Les données et les recherches au sujet de la migration féminine au Mali sont rares. Dans notre pays, la migration n’est plus seulement l’apanage des hommes. Les femmes maliennes également tentées par l’aventure, seules ou aux côtés de leur mari, vont à destination d’autres régions du Mali ou vers l’étranger. Malgré la variété de leur profil, des motifs de départ et des activités exercées en zone d’accueil, en prenant la décision de migrer, elles répondent à une stratégie collective et, à l’instar des hommes, vont à la recherche de ressources matérielles dont une partie est destinée à leur famille restée au pays.

La migration irrégulière et les multiples drames devenus quasi quotidiens bouleversent l’opinion nationale et internationale. Depuis, la question de la migration domine les agendas (national et international), l’actualité médiatique et politique.

La question est devenue de nos jours très complexe en raison d’une part de la forte propension des jeunes à émigrer au prix de leur vie, de l’insuffisance des mécanismes d’identification et de traque des réseaux de passeurs, de l’insécurité qui règne en Libye, de la quasi limitation des opportunités d’insertion, de croissance économique au niveau des zones de départ, des maigres chances d’accès aux pays de destination par la voie de la migration légale, etc.

Cette situation, malgré les risques et les dangers qu’elle occasionne, conduit malheureusement et toujours bon nombre de jeunes de l’intérieur et des pays voisins à emprunter encore les voies de la migration irrégulière.

Ce contexte complexe de migrations trouve ses racines dans les rôles directement ou indirectement joués par les femmes. L’ancrage social du phénomène migratoire met la femme au cœur du dispositif.

Depuis 2005, le Mali est confronté aux conséquences désastreuses des migrations irrégulières. Celles-ci se traduisent par un très grand nombre de refoulés et d’expulsés, de disparitions et même de morts dans les océans ou à travers le Sahara.

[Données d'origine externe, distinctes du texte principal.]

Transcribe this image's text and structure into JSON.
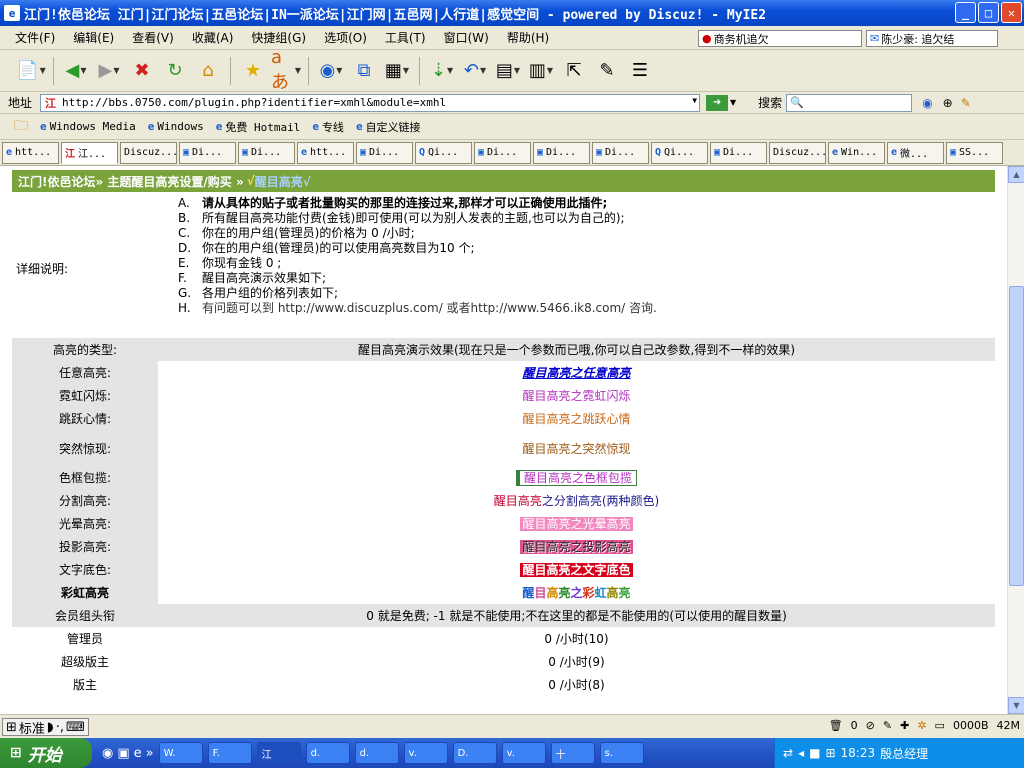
{
  "window": {
    "title": "江门!依邑论坛 江门|江门论坛|五邑论坛|IN一派论坛|江门网|五邑网|人行道|感觉空间 - powered by Discuz! - MyIE2",
    "title_icon": "ie-icon"
  },
  "menu": {
    "items": [
      "文件(F)",
      "编辑(E)",
      "查看(V)",
      "收藏(A)",
      "快捷组(G)",
      "选项(O)",
      "工具(T)",
      "窗口(W)",
      "帮助(H)"
    ],
    "news1": "商务机追欠",
    "news2": "陈少豪: 追欠结"
  },
  "address": {
    "label": "地址",
    "url": "http://bbs.0750.com/plugin.php?identifier=xmhl&module=xmhl",
    "search_label": "搜索"
  },
  "links": {
    "items": [
      "Windows Media",
      "Windows",
      "免费 Hotmail",
      "专线",
      "自定义链接"
    ]
  },
  "tabs": [
    "htt...",
    "江...",
    "Discuz...",
    "Di...",
    "Di...",
    "htt...",
    "Di...",
    "Qi...",
    "Di...",
    "Di...",
    "Di...",
    "Qi...",
    "Di...",
    "Discuz...",
    "Win...",
    "微...",
    "SS..."
  ],
  "page": {
    "breadcrumb": "江门!依邑论坛» 主题醒目高亮设置/购买 »",
    "breadcrumb_mark": "√",
    "breadcrumb_colored": "醒目高亮√",
    "desc_label": "详细说明:",
    "desc": [
      {
        "l": "A.",
        "t": "请从具体的贴子或者批量购买的那里的连接过来,那样才可以正确使用此插件;"
      },
      {
        "l": "B.",
        "t": "所有醒目高亮功能付费(金钱)即可使用(可以为别人发表的主题,也可以为自己的);"
      },
      {
        "l": "C.",
        "t": "你在的用户组(管理员)的价格为 0 /小时;"
      },
      {
        "l": "D.",
        "t": "你在的用户组(管理员)的可以使用高亮数目为10 个;"
      },
      {
        "l": "E.",
        "t": "你现有金钱 0 ;"
      },
      {
        "l": "F.",
        "t": "醒目高亮演示效果如下;"
      },
      {
        "l": "G.",
        "t": "各用户组的价格列表如下;"
      },
      {
        "l": "H.",
        "t": "有问题可以到 http://www.discuzplus.com/ 或者http://www.5466.ik8.com/ 咨询."
      }
    ],
    "demo_header_left": "高亮的类型:",
    "demo_header_right": "醒目高亮演示效果(现在只是一个参数而已哦,你可以自己改参数,得到不一样的效果)",
    "demos": [
      {
        "type": "任意高亮:",
        "sample": "醒目高亮之任意高亮"
      },
      {
        "type": "霓虹闪烁:",
        "sample": "醒目高亮之霓虹闪烁"
      },
      {
        "type": "跳跃心情:",
        "sample": "醒目高亮之跳跃心情"
      },
      {
        "type": "突然惊现:",
        "sample": "醒目高亮之突然惊现"
      },
      {
        "type": "色框包揽:",
        "sample": "醒目高亮之色框包揽"
      },
      {
        "type": "分割高亮:",
        "sample_a": "醒目高亮",
        "sample_b": "之分割高亮(两种颜色)"
      },
      {
        "type": "光晕高亮:",
        "sample": "醒目高亮之光晕高亮"
      },
      {
        "type": "投影高亮:",
        "sample": "醒目高亮之投影高亮"
      },
      {
        "type": "文字底色:",
        "sample": "醒目高亮之文字底色"
      },
      {
        "type": "彩虹高亮",
        "sample": "醒目高亮之彩虹高亮"
      }
    ],
    "rainbow_chars": [
      {
        "c": "醒",
        "color": "#1a5fd0"
      },
      {
        "c": "目",
        "color": "#d04a9a"
      },
      {
        "c": "高",
        "color": "#d08a00"
      },
      {
        "c": "亮",
        "color": "#2a8a2a"
      },
      {
        "c": "之",
        "color": "#6a3ad0"
      },
      {
        "c": "彩",
        "color": "#d0301a"
      },
      {
        "c": "虹",
        "color": "#1a8ad0"
      },
      {
        "c": "高",
        "color": "#8a8a00"
      },
      {
        "c": "亮",
        "color": "#3aa03a"
      }
    ],
    "group_header_left": "会员组头衔",
    "group_header_right": "0 就是免费; -1 就是不能使用;不在这里的都是不能使用的(可以使用的醒目数量)",
    "groups": [
      {
        "name": "管理员",
        "price": "0 /小时(10)"
      },
      {
        "name": "超级版主",
        "price": "0 /小时(9)"
      },
      {
        "name": "版主",
        "price": "0 /小时(8)"
      }
    ]
  },
  "status": {
    "ime": "标准",
    "count": "0",
    "size": "0000B",
    "mem": "42M"
  },
  "taskbar": {
    "start": "开始",
    "tasks": [
      "W.",
      "F.",
      "江",
      "d.",
      "d.",
      "v.",
      "D.",
      "v.",
      "十",
      "s."
    ],
    "clock": "18:23",
    "user": "殷总经理"
  },
  "colors": {
    "accent_green": "#7aa33c",
    "xp_blue": "#0845c6"
  }
}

Face à cette situation, le gouvernement à travers le ministère des Maliens de l’Extérieur dans le cadre de sa mission principale a assisté les maliens en détresse. En plus des actions d’urgence en faveur des refoulés, expulsés et autres rapatriés, le département a mis en place des programmes de réinsertion socioéconomique en faveur des membres des associations de migrants.

Cas de réinsertion des rapatriées de Bangui

Dans le cadre de ce programme de réinsertion des victimes de la migration irrégulière, le ministère des Maliens de l’Extérieur a initié des activités génératrices de revenus (AGR) en faveur de 100 femmes rapatriées de Bangui .Ce projet vise à augmenter leurs revenus, de créer des nouveaux emplois, d’une meilleure insertion, de garantir ma sécurité alimentaire et de booster le développement local.
Très peu de ces femmes et jeunes rapatriés de Bangui ont une connaissance des techniques de transformation des produits locaux notamment les techniques de séchage des légumes et fruits, les techniques de production de jus, de sirops et de confitures de fruits.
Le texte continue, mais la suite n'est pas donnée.